Поведение короля на допросе произвело самое невыгодное для него впечатление. Перед ним было несколько систем защиты — он выбрал наихудшую. Вместо того чтобы держаться с гордым достоинством монарха, не признающего за подданными права судить его; вместо того чтобы ответить открытым мотивированным сознанием политического деятеля, принявшего определенную программу для достижения своих целей; вместо того чтобы заковать себя в непроницаемую броню молчания, от которой отскакивают все стрелы противника, — Людовик XVI предпочел систему запирательства. Он отрекся от своей подписи, от документов, писанных его рукой, от писем и счетов, адресованных ему и им же запертых в секретный шкаф, — словом, он вел себя, как обвиняемый, пойманный на месте преступления и в своем замешательстве отрицающий очевидное.

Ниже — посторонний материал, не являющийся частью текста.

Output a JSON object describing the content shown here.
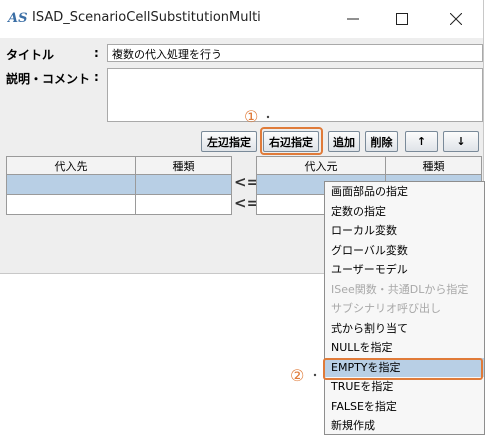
{
  "window": {
    "title": "ISAD_ScenarioCellSubstitutionMulti",
    "icon_text": "AS"
  },
  "form": {
    "title_label": "タイトル",
    "title_value": "複数の代入処理を行う",
    "comment_label": "説明・コメント",
    "colon": ":"
  },
  "toolbar": {
    "left_assign": "左辺指定",
    "right_assign": "右辺指定",
    "add": "追加",
    "delete": "削除",
    "up": "↑",
    "down": "↓"
  },
  "left_table": {
    "headers": [
      "代入先",
      "種類"
    ]
  },
  "right_table": {
    "headers": [
      "代入元",
      "種類"
    ]
  },
  "arrows": [
    "<=",
    "<="
  ],
  "annotations": {
    "step1": "①",
    "step2": "②"
  },
  "context_menu": {
    "items": [
      {
        "label": "画面部品の指定",
        "enabled": true
      },
      {
        "label": "定数の指定",
        "enabled": true
      },
      {
        "label": "ローカル変数",
        "enabled": true
      },
      {
        "label": "グローバル変数",
        "enabled": true
      },
      {
        "label": "ユーザーモデル",
        "enabled": true
      },
      {
        "label": "ISee関数・共通DLから指定",
        "enabled": false
      },
      {
        "label": "サブシナリオ呼び出し",
        "enabled": false
      },
      {
        "label": "式から割り当て",
        "enabled": true
      },
      {
        "label": "NULLを指定",
        "enabled": true
      },
      {
        "label": "EMPTYを指定",
        "enabled": true,
        "selected": true
      },
      {
        "label": "TRUEを指定",
        "enabled": true
      },
      {
        "label": "FALSEを指定",
        "enabled": true
      },
      {
        "label": "新規作成",
        "enabled": true
      }
    ]
  },
  "colors": {
    "highlight": "#e07b39",
    "selection": "#b8cfe5"
  }
}
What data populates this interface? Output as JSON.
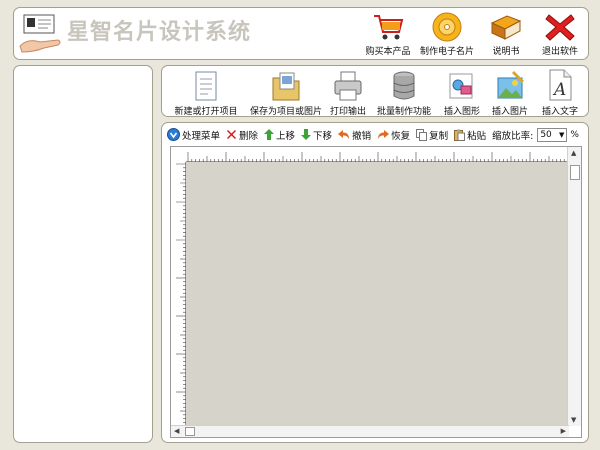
{
  "header": {
    "brand": "星智名片设计系统",
    "buttons": [
      {
        "label": "购买本产品",
        "icon": "cart-icon"
      },
      {
        "label": "制作电子名片",
        "icon": "disc-icon"
      },
      {
        "label": "说明书",
        "icon": "book-icon"
      },
      {
        "label": "退出软件",
        "icon": "close-icon"
      }
    ]
  },
  "tools": [
    {
      "label": "新建或打开项目",
      "icon": "document-icon"
    },
    {
      "label": "保存为项目或图片",
      "icon": "save-folder-icon"
    },
    {
      "label": "打印输出",
      "icon": "printer-icon"
    },
    {
      "label": "批量制作功能",
      "icon": "database-icon"
    },
    {
      "label": "插入图形",
      "icon": "shapes-icon"
    },
    {
      "label": "插入图片",
      "icon": "picture-icon"
    },
    {
      "label": "插入文字",
      "icon": "text-icon"
    }
  ],
  "editbar": {
    "menu": "处理菜单",
    "delete": "删除",
    "up": "上移",
    "down": "下移",
    "undo": "撤销",
    "redo": "恢复",
    "copy": "复制",
    "paste": "粘贴",
    "zoom_label": "缩放比率:",
    "zoom_value": "50",
    "percent": "%"
  },
  "colors": {
    "background": "#e9e6dc",
    "canvas": "#d6d3ca",
    "border": "#a59f8e"
  }
}
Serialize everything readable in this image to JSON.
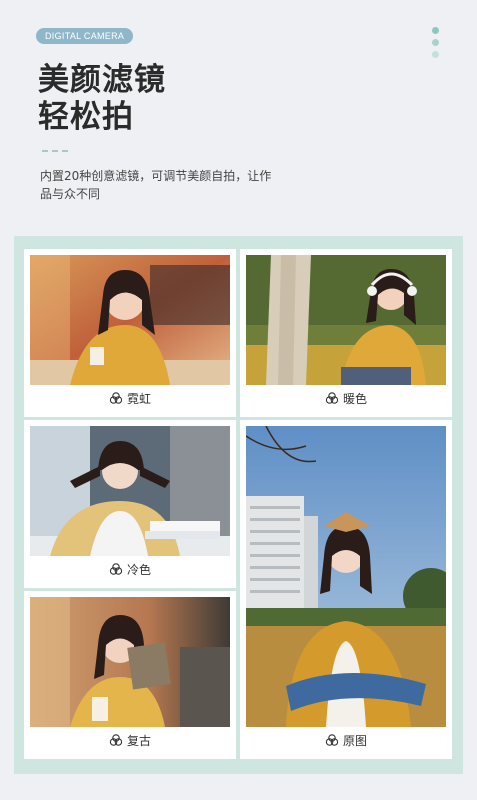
{
  "header": {
    "tag": "DIGITAL CAMERA",
    "title_line1": "美颜滤镜",
    "title_line2": "轻松拍",
    "description": "内置20种创意滤镜，可调节美颜自拍，让作品与众不同"
  },
  "filters": [
    {
      "label": "霓虹",
      "icon": "filter-circles-icon"
    },
    {
      "label": "暖色",
      "icon": "filter-circles-icon"
    },
    {
      "label": "冷色",
      "icon": "filter-circles-icon"
    },
    {
      "label": "复古",
      "icon": "filter-circles-icon"
    },
    {
      "label": "原图",
      "icon": "filter-circles-icon"
    }
  ],
  "colors": {
    "background": "#eef0f3",
    "panel": "#cfe5e0",
    "tag": "#8fb7c9",
    "dots": [
      "#8fc6c0",
      "#a7d3cd",
      "#c3e0dc"
    ]
  }
}
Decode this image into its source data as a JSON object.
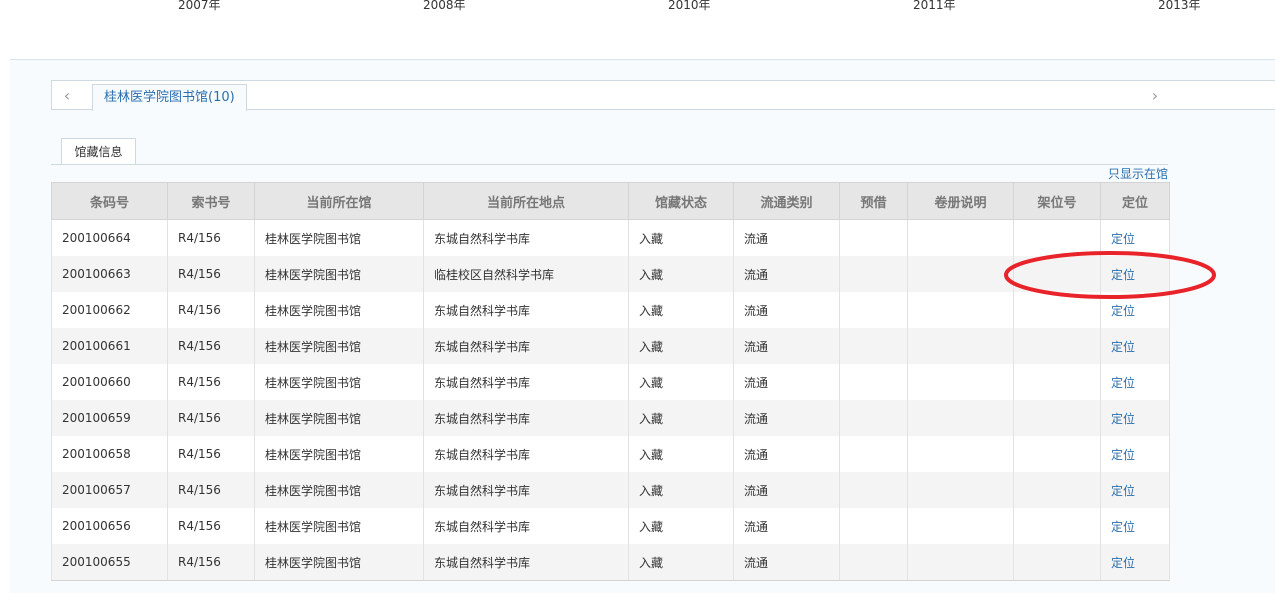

Таким образом действий король еще более восстановил против себя Конвент и многочисленные толпы народа, присутствовавшие при допросе; он ожесточил даже многих из тех, в которых до сих пор возбуждал сострадание своими несчастиями. Силу этого ожесточения Людовик испытал уже на обратном пути в Тампль: всю дорогу ему вдогонку неслись звуки грозного припева Марсельезы:
«Tyrans! Gu'un sang impur abreuve nos sillons![27]».
Конвент разрешил королю выбрать себе защитников. Выбор Людовика остановился на двух известных парижских адвокатах, Тронше и Тарже. Первый принял предложение не колеблясь; второй же малодушно отказался от опасной миссии, ссылаясь на свою старость и расстроенное здоровье. Взамен его добровольно предложил свои услуги бывший министр Людовика XVI, Ламуаньон-Мальзэрб. Кроме того, был приглашен молодой юрист по имени Десез. Согласно декрету 6 декабря, Людовик должен был через два дня после допроса явиться в Конвент в сопровождении своих защитников, чтобы быть выслушанным окончательно. Но жирондисты стали употреблять все усилия, чтобы продлить этот срок.